璃緒だった。彼女もこんな時間に目が覚めたのだ。
「その水、私にもちょうだい?」
「こんな時間に起きるなんて、珍しいね」
「瑠璃だって」
瑠璃は、璃緒が差し出したコップにも水を注ぐ。そして二人で一緒に飲み干す。
「トイレはいいの?」
「大丈夫。寝る前に行ったし」
「いやいや、私も寝る前に済ませたけど、寝てる間にも、もよおしてこない?」
「言われてみればそうね。じゃあ私も行ってくる」
瑠璃は先にベッドに戻った。しばらくして、璃緒も戻ってきた。
「瑠璃さ、便座の温度、いじった?」
「うん。中にしたけど…?」
「そしたらさ、高に戻してよ。便座、冷たかった」
「戻してよ、じゃないわよ。みんなあなたが高にしてるの、熱いのに我慢してるのよ?あなたこそ中に戻すべきよ」
「えぇ、だって、熱くないとお尻が満足しなくない?」
「何それ? そんなの一々気にする?」
「するよ。瑠璃は公衆トイレの便座、使わないの? あんな冷たいのの上で、用なんてたせない」
「私は、公衆トイレなんて使わないわよ? 毛虫がいるかもしれないじゃん!」
何故だろう。今は璃緒と、普通に会話できる。
「今の季節、いるかなー?」
「いるわよ。油断してると危ない危ない」
「本当に瑠璃って、芋虫とか、駄目ね。はらぺこあおむしですら、本を窓から投げ捨てたもんね」
「よくそんなこと、覚えてるね。確か小三の頃だったっけ?」
「そうそう。あの夏、あんた、育ててたミニトマトに偶然引っ付いた芋虫にすら、殺虫剤を容赦なく噴射してたね」
「誰だって、そうするよ」
「瑠璃だけだよ。普通はゴキブリとか、ハエとかに噴きかけるものよ?」
「そんなことないよ。だってあいつ、ちゃんと死んだもん」
「それは、死ぬよ。殺虫剤だもの」
璃緒との会話が弾む。とても、楽しくなってきた。
「それにしても、何で芋虫って、いるんだろうね? 蝶とかカブトムシとか、成虫の状態で生まれてくればいいのに」
「そんなに都合良くは、いかないでしょ?」
「でもバッタとかカマキリは、不完全変態っていうんだっけ? 生まれた時からあの形じゃない?」
「確かに。どうして幼虫からさなぎになってから、成虫になるんだろうね」
「不思議よね」
「ところでさ、瑠璃は、ヘビは大丈夫なの?」
「芋虫ほどじゃないけど、できれば見たくないわね…」
「じゃあムカデは?」
「ムカデはね…って璃緒! 変な想像させないでよ! 芋虫と比べるのすら嫌なんだから!」
「そんなに怒らないでよ。ただ言ってみただけじゃん」
「とにかく、私の前で芋虫を連想させるの、禁止よ」
瑠璃は時計を見た。もう、一時を十分ほど過ぎている。
もっと話していたいが、そろそろ寝なければならない。
「そろそろ寝ましょ? 明日起きられなくなるわ」
「私は別にいいよ。だって瑠璃が起こしてくれるもん」
瑠璃は返事をしなかった。インカムを外して、寝ることにした。
朝。いつも通り目覚ましの鳴る前に起きる。二段ベッドの上の段に上がると、璃緒はもう起きていた。

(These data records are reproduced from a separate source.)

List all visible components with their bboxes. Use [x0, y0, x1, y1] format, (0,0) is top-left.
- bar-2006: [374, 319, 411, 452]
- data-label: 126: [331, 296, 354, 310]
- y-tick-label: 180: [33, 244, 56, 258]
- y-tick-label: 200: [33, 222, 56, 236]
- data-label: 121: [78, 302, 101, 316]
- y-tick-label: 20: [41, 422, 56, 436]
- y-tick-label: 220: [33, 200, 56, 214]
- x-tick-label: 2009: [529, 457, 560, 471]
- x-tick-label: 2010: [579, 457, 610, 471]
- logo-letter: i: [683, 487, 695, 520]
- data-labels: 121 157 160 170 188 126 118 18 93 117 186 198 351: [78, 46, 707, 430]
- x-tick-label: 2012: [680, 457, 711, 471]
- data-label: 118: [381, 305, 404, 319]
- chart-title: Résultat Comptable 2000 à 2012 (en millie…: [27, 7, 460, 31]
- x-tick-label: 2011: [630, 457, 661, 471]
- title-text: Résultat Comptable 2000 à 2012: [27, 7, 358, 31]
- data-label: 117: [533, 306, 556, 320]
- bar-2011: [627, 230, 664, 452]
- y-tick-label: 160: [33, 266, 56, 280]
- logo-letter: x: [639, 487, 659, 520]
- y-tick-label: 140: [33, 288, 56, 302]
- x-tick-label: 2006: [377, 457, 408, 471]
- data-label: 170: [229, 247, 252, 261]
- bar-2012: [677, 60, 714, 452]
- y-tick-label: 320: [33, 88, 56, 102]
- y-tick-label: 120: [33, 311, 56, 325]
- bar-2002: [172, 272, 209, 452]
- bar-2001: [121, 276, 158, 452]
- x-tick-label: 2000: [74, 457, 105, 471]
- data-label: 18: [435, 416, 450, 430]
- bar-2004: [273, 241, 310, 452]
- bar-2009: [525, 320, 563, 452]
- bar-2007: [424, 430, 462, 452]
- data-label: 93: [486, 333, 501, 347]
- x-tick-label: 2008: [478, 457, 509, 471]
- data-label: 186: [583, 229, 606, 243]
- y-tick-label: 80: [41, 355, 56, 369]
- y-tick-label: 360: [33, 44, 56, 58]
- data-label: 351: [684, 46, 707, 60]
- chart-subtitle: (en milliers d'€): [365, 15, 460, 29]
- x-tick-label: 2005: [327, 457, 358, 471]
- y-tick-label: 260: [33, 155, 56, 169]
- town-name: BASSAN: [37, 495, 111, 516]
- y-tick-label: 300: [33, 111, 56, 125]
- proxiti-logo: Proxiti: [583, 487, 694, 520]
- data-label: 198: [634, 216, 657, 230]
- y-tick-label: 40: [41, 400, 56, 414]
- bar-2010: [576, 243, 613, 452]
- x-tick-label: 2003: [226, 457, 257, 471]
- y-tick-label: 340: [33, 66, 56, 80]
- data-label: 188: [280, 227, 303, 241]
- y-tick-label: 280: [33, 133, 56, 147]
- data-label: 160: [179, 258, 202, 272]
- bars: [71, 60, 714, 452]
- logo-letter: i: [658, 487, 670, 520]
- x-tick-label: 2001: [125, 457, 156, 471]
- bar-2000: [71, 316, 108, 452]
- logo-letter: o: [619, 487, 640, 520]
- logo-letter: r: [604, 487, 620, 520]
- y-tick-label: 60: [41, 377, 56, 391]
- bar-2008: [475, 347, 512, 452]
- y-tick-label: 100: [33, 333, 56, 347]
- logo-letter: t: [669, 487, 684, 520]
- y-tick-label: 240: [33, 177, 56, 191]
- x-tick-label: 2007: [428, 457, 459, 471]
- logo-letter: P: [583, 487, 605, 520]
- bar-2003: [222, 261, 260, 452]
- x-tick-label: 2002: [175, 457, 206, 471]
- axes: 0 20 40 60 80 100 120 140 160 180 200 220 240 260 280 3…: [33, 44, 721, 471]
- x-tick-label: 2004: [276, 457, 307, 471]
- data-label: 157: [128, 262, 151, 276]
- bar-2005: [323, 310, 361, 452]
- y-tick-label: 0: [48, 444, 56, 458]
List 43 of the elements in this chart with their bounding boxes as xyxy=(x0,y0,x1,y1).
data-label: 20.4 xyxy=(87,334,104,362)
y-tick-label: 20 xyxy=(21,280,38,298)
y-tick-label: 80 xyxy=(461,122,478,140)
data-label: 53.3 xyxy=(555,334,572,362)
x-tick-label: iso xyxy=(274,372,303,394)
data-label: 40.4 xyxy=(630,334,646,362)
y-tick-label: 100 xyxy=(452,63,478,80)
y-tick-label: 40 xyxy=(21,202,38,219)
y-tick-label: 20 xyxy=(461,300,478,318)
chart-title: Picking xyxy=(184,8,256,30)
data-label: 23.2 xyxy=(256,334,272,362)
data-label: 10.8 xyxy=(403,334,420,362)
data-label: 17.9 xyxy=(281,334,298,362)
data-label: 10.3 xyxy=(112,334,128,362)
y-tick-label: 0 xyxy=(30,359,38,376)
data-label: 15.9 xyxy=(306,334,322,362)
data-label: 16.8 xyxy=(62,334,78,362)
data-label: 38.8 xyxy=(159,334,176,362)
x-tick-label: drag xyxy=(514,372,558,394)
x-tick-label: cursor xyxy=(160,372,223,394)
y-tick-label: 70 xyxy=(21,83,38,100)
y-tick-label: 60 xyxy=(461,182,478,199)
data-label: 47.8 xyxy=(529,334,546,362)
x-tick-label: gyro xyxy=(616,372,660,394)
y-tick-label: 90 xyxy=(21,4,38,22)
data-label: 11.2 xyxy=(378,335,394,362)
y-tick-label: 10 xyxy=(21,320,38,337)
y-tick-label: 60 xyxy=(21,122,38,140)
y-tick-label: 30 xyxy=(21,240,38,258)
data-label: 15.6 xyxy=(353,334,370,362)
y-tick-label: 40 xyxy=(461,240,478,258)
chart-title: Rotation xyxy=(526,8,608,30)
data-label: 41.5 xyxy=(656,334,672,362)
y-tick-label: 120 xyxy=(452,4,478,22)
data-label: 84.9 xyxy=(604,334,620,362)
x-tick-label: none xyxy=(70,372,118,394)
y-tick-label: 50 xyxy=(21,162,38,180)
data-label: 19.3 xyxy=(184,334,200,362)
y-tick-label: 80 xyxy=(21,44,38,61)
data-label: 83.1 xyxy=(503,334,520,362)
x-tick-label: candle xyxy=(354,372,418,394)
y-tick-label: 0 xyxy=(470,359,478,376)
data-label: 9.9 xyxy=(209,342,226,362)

「あ、もう起きてるから、早く階段から降りてよ。私が降りられないじゃない?」
言われた通りに階段から降りた。そして食卓へと向かい、朝食を食べた。
いつもは遅れて支度をする璃緒だが、今日は何とペースを瑠璃に合わせている。一緒に身支度をし、一緒に家を出た。
「なんか今日、璃緒、いつもと違くない?」
「そう? 私は別に何ともないけど…あ」
「どうかしたの?」
「いや、なんでもない」
「なんで隠すのよ! 気になるじゃない!」
「いいから! 聞かないでよ!」
しばらく無言で道を進む。
「瑠璃はさ、覚えてる? 去年の大晦日の時のこと?」
璃緒が切り出した。もちろん覚えている。
「勝一と利次と、遊んだときのことだよね?」
あの日は幸せだった。だから悪夢を見る前の晩、あの日の夢を見たのだ。
「それが、どうしたの?」
「いいや、ただ、懐かしいなって思っただけ」
璃緒も覚えていてくれて、嬉しかった。でも今はあまり、思い出したくないな。だってあの後、芋虫の悪夢を見たんだもの!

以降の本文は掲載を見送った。